Ohanjanian, her primary care physician, transferred Lopez to Glendale Adventist for rehabilitation. When she arrived at the hospital, he noticed weakness and shaking on her right side. He ordered a CT scan, and it showed an infarction of the left parietal lobe. Lopez had suffered a stroke.
Ohanjanian had witnessed this before with COVID-19 patients. Lopez had been on blood thinners, but the coronavirus increases the viscosity of the blood. A clot could have cut off oxygen to her brain.
He tried to reassure her.
Criztiaan was grateful that his mother was getting well. He wanted to thank everyone who had risked their lives to save hers. He texted Levenstein, the social worker at Ronald Reagan UCLA Medical Center.
When he visited Lopez at Glendale Adventist, he saw that she had lost a lot of weight.
He sat beside her. Holding her hand, he tried not to cry. He believed showing emotions made him weak, and he still had to hold up his family.
Yet his eyes were watering.
On Nov. 12, Blanca Lopez went home. Her father drove, and Lopez settled into the passenger seat and held on to a portable oxygen tank. Her rehabilitation was complete. The stroke was minor.

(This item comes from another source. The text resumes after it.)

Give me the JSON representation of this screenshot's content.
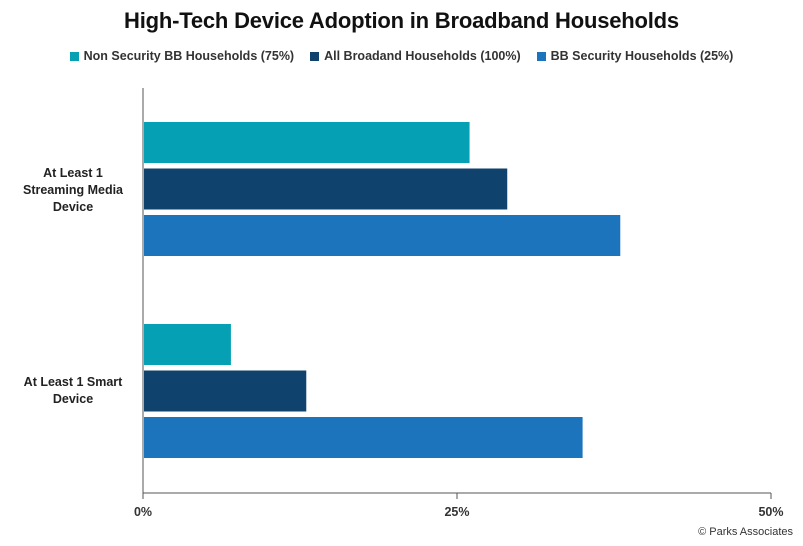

She had spent 14 weeks in two hospitals and 51 days on a machine few people had ever heard about, for an intervention that could cost more than $1.1 million. With so many people dying of this disease, she wondered why she was so lucky.
The sun was setting, and the outside air felt cool and fresh. She said she wanted a Big Mac, fries and a Dr Pepper.
No one said no.
As soon as she didn’t need oxygen and could stand at a stove, she said, she’d make the children’s favorite meal, mojo de ajo with shrimp and king crab legs, rice, yellow peppers and homemade sopas.
No more doughnuts for Grandpa.
A week later, she went through the small bag she had taken to the hospital so long ago. In the bottom, tangled with a bracelet, a gold chain, earrings and two rings, she found the white rosary.